When it boots into the shell, you get a command line interface that might take X amount of time to go away and boot into boot option #2. 

 

 

Usually people will have Boot Option #1 as USB (so you can boot from USB, to re-install Windows, etc)

Boot Option #2 is your main drive with Windows. The WDC WDS240G looks like a 240GB WD SSD and if its got Windows, set that to #2. 

 

What Fast Boot does is enables some secure boot functions and disables some USB boot devices etc that you usually won't need. Usually its safe to turn that on. You only want to turn that off when you're having boot issues. 

 

also I'm not sure what you mean by when you click the taskbar it asks you to close Windows?
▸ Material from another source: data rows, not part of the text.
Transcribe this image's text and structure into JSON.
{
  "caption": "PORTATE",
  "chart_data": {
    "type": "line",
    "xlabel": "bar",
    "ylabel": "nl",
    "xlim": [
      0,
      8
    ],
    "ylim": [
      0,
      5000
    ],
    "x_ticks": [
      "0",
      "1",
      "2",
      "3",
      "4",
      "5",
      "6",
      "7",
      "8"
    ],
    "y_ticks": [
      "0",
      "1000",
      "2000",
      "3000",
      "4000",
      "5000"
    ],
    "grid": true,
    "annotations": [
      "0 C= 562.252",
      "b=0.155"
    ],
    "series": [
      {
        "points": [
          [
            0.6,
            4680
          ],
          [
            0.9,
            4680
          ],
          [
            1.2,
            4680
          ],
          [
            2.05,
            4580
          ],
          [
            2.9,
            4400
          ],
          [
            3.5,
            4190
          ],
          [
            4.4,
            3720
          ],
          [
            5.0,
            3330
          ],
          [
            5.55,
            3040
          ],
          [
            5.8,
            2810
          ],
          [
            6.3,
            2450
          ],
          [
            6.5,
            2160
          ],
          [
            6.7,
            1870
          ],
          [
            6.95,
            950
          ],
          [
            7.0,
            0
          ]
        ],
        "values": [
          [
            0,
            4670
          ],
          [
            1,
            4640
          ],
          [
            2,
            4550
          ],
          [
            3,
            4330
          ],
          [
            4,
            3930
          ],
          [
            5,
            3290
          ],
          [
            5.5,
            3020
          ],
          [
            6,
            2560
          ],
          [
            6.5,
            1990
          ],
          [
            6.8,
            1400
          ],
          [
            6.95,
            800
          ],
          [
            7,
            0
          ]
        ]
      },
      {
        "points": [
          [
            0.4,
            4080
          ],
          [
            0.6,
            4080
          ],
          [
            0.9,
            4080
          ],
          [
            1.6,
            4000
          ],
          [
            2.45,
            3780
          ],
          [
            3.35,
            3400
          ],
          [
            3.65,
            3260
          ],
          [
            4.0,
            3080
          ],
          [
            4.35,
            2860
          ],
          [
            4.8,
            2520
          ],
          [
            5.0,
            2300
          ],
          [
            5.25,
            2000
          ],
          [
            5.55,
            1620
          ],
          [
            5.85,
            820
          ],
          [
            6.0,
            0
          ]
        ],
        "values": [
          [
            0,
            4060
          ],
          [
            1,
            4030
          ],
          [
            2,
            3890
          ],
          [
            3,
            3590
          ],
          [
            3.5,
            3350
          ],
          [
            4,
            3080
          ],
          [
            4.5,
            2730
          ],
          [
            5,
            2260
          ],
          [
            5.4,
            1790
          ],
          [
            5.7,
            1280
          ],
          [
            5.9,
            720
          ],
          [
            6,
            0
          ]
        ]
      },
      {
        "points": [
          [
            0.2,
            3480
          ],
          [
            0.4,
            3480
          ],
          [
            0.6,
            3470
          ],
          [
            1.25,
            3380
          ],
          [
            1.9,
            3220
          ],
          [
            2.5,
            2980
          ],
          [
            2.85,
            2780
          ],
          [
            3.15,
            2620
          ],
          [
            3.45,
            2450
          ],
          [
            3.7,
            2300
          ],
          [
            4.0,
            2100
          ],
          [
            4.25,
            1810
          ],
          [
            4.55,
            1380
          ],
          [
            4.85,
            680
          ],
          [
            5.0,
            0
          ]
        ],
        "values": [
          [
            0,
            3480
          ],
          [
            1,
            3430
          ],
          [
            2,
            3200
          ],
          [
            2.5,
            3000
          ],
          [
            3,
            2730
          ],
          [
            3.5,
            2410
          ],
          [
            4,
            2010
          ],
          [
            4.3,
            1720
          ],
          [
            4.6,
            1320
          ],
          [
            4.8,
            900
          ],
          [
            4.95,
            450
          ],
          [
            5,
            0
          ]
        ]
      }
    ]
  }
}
Do you mean it only lets you sign out of Windows?

 

and if your icons are taking a long time to load, make sure there isn't something wrong with your SSD. Download HD Tune and run a benchmark to check the speeds, make sure those are good and also do a quick error check and health check. 

 

finally, if you had an SSD + HDD plugged in during your Windows install, make sure Windows didn't install your boot partition onto the HDD and your main file system on the SSD. 

open "Disk Management" and find which disk is your Windows install. Make sure it goes like [System Reserved 500MB] then [C:] if the System Reserved is on any other drive, that is probably the cause. This means on bootup its reading from the slower HDD.